Шурик подсел к нам за парту, и мы склонились над тетрадью. Перспективнее всего был хоркружок. В крайнем случае, там можно подвывать и без голоса. Но хоркружок был забит до отказа. Я никогда не думал, что у нас такой голосистый класс. Драмкружок не подходил: все роли в «Горе от ума» были уже разобраны, а затевать ради нас новый спектакль никто не станет. В стенгазете «Наш класс» трудилось семь человек – то есть каждый пятый, а поскольку рисовал и писал всю газету один Гугуев, нам было стыдно туда проситься.
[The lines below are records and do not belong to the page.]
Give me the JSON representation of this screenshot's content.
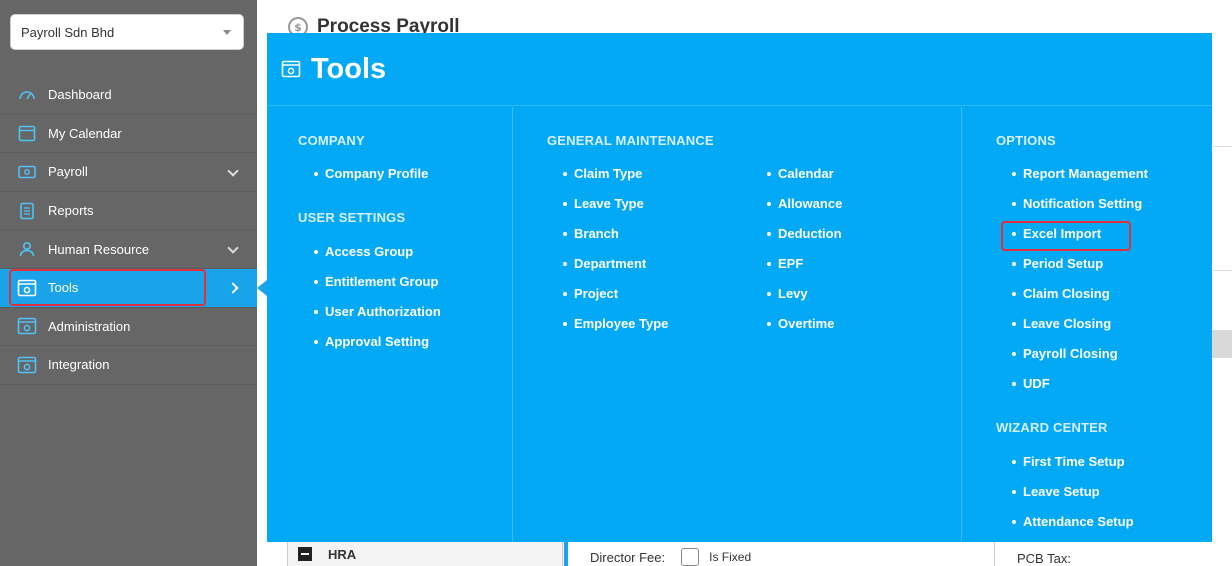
{
  "sidebar": {
    "company": "Payroll Sdn Bhd",
    "items": [
      {
        "label": "Dashboard",
        "icon": "dashboard-icon",
        "expandable": false
      },
      {
        "label": "My Calendar",
        "icon": "calendar-icon",
        "expandable": false
      },
      {
        "label": "Payroll",
        "icon": "payroll-icon",
        "expandable": true
      },
      {
        "label": "Reports",
        "icon": "reports-icon",
        "expandable": false
      },
      {
        "label": "Human Resource",
        "icon": "human-resource-icon",
        "expandable": true
      },
      {
        "label": "Tools",
        "icon": "tools-icon",
        "expandable": true,
        "active": true
      },
      {
        "label": "Administration",
        "icon": "administration-icon",
        "expandable": false
      },
      {
        "label": "Integration",
        "icon": "integration-icon",
        "expandable": false
      }
    ]
  },
  "page": {
    "title": "Process Payroll",
    "hra_label": "HRA",
    "director_fee_label": "Director Fee:",
    "is_fixed_label": "Is Fixed",
    "pcb_tax_label": "PCB Tax:"
  },
  "tools": {
    "title": "Tools",
    "company_title": "COMPANY",
    "company_items": [
      "Company Profile"
    ],
    "user_settings_title": "USER SETTINGS",
    "user_settings_items": [
      "Access Group",
      "Entitlement Group",
      "User Authorization",
      "Approval Setting"
    ],
    "general_title": "GENERAL MAINTENANCE",
    "general_col1": [
      "Claim Type",
      "Leave Type",
      "Branch",
      "Department",
      "Project",
      "Employee Type"
    ],
    "general_col2": [
      "Calendar",
      "Allowance",
      "Deduction",
      "EPF",
      "Levy",
      "Overtime"
    ],
    "options_title": "OPTIONS",
    "options_items": [
      "Report Management",
      "Notification Setting",
      "Excel Import",
      "Period Setup",
      "Claim Closing",
      "Leave Closing",
      "Payroll Closing",
      "UDF"
    ],
    "wizard_title": "WIZARD CENTER",
    "wizard_items": [
      "First Time Setup",
      "Leave Setup",
      "Attendance Setup"
    ]
  },
  "colors": {
    "sidebar_bg": "#666666",
    "accent": "#03a9f4",
    "highlight": "#e0313b"
  }
}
Газета «Крокодильчик», хотя в ней числилось пять сотрудников, существовала лишь в воображении Мантиссы, и виноваты в этом были косвенно мы: я предложил назвать наш сатирический листок «Розочкой», и Борька уже нарисовал шапку первого номера (ярко-красный злорадный цветок с длинными кривыми шипами), но Мантисса вмешалась и отменила название по причине его нездоровой сентиментальности. Поскольку Мантисса осталась непреклонной, класс обходится с тех пор без своего сатирического органа.
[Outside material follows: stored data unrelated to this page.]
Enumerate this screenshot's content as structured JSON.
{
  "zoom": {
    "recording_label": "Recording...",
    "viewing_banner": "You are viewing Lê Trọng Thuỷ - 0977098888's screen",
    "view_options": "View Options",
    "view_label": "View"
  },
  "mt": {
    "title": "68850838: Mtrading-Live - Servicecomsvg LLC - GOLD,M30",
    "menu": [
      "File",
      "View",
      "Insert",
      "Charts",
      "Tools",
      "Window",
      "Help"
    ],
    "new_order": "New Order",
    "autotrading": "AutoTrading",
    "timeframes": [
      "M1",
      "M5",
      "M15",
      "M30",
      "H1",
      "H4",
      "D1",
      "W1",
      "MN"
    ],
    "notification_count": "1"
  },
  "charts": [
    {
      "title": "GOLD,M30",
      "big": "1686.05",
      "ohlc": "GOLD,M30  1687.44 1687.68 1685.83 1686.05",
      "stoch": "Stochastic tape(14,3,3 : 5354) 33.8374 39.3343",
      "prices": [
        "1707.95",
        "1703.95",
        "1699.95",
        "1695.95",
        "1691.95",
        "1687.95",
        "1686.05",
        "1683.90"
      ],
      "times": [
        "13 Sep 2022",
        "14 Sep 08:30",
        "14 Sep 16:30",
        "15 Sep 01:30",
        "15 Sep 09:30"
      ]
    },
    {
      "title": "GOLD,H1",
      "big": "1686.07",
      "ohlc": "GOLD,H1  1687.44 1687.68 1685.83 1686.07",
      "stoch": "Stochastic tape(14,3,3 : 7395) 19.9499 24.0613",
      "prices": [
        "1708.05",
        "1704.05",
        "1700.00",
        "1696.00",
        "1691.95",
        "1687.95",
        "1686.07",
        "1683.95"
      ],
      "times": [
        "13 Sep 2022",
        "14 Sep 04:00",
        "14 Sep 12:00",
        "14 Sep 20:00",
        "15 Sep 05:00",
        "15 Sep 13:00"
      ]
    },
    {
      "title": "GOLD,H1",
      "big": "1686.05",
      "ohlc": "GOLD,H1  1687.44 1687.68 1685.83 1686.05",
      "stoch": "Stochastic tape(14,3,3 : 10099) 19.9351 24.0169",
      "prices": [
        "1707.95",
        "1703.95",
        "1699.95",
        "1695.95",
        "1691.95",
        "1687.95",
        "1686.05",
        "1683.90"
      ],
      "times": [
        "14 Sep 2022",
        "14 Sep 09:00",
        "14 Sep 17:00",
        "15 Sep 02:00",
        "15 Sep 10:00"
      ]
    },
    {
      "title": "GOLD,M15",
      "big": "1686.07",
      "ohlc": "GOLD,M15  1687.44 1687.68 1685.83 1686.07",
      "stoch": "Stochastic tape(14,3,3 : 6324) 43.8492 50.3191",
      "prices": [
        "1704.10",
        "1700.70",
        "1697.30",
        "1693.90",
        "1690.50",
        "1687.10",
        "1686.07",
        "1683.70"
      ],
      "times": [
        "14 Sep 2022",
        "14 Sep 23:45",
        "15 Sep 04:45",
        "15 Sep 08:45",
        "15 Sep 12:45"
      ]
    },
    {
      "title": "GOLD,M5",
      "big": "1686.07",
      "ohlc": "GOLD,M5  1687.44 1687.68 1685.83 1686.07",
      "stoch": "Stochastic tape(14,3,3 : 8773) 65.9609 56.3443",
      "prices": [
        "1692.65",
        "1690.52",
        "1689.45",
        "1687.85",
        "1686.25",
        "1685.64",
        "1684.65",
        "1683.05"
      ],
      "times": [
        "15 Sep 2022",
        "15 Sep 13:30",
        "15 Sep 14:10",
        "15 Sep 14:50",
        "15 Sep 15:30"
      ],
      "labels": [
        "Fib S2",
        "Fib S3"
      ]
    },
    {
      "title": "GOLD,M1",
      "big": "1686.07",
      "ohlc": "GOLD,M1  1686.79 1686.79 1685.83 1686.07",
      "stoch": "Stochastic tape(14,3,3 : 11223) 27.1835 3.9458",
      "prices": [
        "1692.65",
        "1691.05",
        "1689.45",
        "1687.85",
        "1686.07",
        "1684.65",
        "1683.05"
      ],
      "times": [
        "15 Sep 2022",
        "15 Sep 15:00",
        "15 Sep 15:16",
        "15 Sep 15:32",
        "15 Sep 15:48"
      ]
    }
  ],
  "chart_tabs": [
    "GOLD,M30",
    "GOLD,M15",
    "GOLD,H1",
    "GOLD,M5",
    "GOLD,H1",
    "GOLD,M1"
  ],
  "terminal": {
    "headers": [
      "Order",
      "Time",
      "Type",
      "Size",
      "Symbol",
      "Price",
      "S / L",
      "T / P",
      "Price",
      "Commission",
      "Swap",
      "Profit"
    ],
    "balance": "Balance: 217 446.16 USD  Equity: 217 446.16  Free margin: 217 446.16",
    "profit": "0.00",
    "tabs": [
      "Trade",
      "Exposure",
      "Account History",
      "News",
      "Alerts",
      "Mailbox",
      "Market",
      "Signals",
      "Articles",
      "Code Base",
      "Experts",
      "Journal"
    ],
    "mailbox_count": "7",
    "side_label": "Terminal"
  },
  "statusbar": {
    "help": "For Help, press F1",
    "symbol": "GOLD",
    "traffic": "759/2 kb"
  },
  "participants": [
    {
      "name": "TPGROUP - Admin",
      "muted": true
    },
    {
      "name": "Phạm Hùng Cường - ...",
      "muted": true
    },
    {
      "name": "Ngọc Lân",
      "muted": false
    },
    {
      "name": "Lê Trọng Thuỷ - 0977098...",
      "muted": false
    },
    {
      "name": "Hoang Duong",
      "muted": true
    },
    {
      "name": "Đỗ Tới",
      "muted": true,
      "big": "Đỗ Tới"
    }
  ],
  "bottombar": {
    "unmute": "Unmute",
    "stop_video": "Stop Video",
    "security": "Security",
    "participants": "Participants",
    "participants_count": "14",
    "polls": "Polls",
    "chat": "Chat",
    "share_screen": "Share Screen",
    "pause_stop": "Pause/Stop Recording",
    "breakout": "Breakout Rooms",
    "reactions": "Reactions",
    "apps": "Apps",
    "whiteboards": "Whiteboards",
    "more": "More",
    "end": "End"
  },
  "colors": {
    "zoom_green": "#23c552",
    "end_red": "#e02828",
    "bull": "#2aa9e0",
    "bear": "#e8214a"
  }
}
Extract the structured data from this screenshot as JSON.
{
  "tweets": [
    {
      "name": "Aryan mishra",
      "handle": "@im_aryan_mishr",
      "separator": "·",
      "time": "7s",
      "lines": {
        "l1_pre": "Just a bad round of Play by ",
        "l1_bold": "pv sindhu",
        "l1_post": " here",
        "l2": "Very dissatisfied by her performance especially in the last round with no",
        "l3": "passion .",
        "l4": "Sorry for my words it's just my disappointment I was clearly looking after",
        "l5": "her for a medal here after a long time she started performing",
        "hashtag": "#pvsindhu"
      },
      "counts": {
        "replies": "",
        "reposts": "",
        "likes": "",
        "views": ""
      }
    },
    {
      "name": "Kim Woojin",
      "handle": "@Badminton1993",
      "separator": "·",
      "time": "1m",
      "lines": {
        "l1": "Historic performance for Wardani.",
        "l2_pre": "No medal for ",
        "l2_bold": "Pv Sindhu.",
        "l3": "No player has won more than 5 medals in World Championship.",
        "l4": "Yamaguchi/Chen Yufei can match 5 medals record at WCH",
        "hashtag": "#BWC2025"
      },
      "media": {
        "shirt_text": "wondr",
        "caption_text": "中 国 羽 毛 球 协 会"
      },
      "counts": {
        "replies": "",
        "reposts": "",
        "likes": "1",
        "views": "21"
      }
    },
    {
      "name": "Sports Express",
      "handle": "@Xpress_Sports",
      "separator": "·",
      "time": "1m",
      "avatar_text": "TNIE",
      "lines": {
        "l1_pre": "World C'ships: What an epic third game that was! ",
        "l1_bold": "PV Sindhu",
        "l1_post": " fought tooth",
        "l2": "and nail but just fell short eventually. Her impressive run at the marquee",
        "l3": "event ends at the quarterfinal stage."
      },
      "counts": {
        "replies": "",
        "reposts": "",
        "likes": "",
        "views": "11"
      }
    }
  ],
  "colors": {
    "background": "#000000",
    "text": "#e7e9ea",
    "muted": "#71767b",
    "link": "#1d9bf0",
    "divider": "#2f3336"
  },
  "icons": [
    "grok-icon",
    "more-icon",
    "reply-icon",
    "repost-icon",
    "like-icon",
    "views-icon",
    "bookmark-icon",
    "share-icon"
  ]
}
Группа фотомонтажа меня устраивала больше всего: работа тихая, сидячая, располагающая к размышлениям. Идея Мантиссы была подготовить монументальное полотно на тему «Широка страна моя родная». На каждое слово
– картинка.
Допустим, «Широка» – картина Шишкина «Рожь», «страна» – карта строек пятилетки, «моя» – вид на нашу школу, «родная» – мама с малышом. Дальше первой строки дело не пошло: монтажники споткнулись на слове «много». В разгар творческих споров к ним явился Борька Лахов и сразу раскидал всё по местам: «Много» – первомайская демонстрация, «в ней» – картина Пименова, кажется, «По Москве», ну, а «лесов, полей и рек» любой дурак может наклеить.
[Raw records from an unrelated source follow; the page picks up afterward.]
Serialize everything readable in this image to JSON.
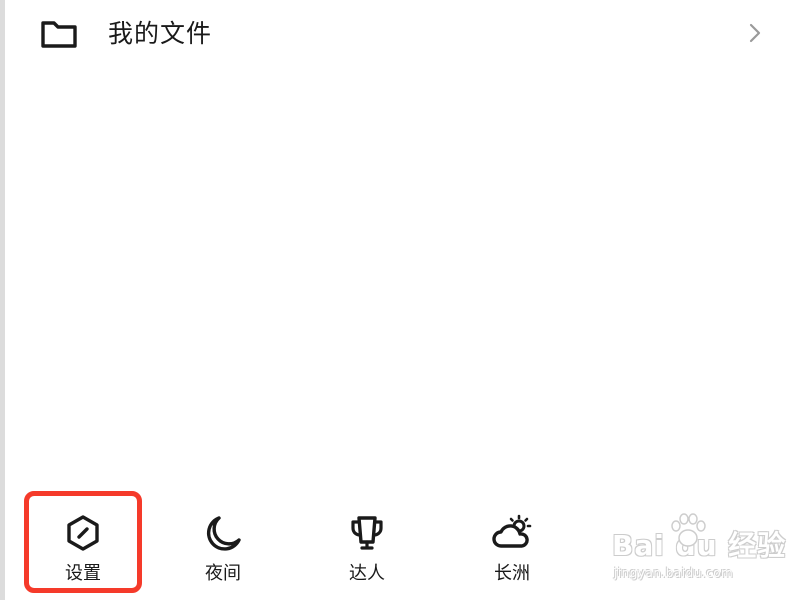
{
  "files_row": {
    "icon": "folder-icon",
    "label": "我的文件",
    "chevron": "chevron-right-icon"
  },
  "bottom_bar": {
    "items": [
      {
        "label": "设置",
        "icon": "hexagon-settings-icon",
        "selected": true
      },
      {
        "label": "夜间",
        "icon": "moon-icon",
        "selected": false
      },
      {
        "label": "达人",
        "icon": "trophy-icon",
        "selected": false
      },
      {
        "label": "长洲",
        "icon": "weather-cloud-sun-icon",
        "selected": false
      }
    ]
  },
  "highlight_color": "#f53a2a",
  "watermark": {
    "logo_text": "Bai du 经验",
    "url": "jingyan.baidu.com"
  }
}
На слово «я» он, не задумываясь, предложил свое фото. От этих идей монтажники смутились и пребывали в смущении очень долго, пока на них случайно не набрел сам директор школы. Он просмотрел все, что было сделано, удивился, а удивившись, попросил работу эту прекратить навсегда. Так что группа монтажников работала, но не действовала, чем Мантисса была очень огорчена.
– Может, нам в инструктора податься? – робко сказал Шурик.
– Инструкторов у нас и так достаточно, – устало ответила Мантисса. – Все хотят малышами командовать, и никто не хочет нужное дело делать. Вот, например, «Клуб любителей шутки» – у меня пустует эта графа. Ребята вы остроумные, веселые. Организуйте клуб, как в двести девяносто второй.
– Это что, из «Крокодила» анекдоты вырезать? – уныло спросил Шурик, и по реакции Мантиссы мы поняли, что он как в воду смотрел.
– Ну хорошо, – сухо сказала Мантисса. – Я вижу, трудно вас чем-то заинтересовать. Предлагайте сами, я слушаю.
Это был ход наверняка. Как будто мы никогда ничего не предлагали! Да мы всю жизнь только этим и занимаемся. Клуб «Галактика» не пошел: слишком много лампочек понадобилось на звездное небо, и завхозу это дело не понравилось.
Газета «Антимир», где все наоборот, чтобы ни одного слова правды, тоже наша идея. О «Розочке» тем более нечего говорить. «Какие-то идеи у вас все набекрень, – сказала нам однажды Мантисса. – Нет чтобы предложить что-нибудь существенное: «Клуб русской лирики восемнадцатого века», например. Было бы очень интересно: ведь мы ее так плохо знаем. Нет, все их тянет в какое-то прожектерство…»
Мы, видимо, слишком долго молчали, и Мантисса покраснела от негодования.
– Эх вы!.. – вздохнула она наконец и встала. – Противно с вами разговаривать! Ничего не делают, ни о чем не думают, ничего не хотят…
Идите, механические вы граждане…
4
– Давайте кинем в шахматишки, – потягиваясь, сказал Борька. – А то ведь сдохнуть можно от безделья. Слышишь, Шурка? Разок тебя обштопаю – и тебе полезно будет, и мне приятно.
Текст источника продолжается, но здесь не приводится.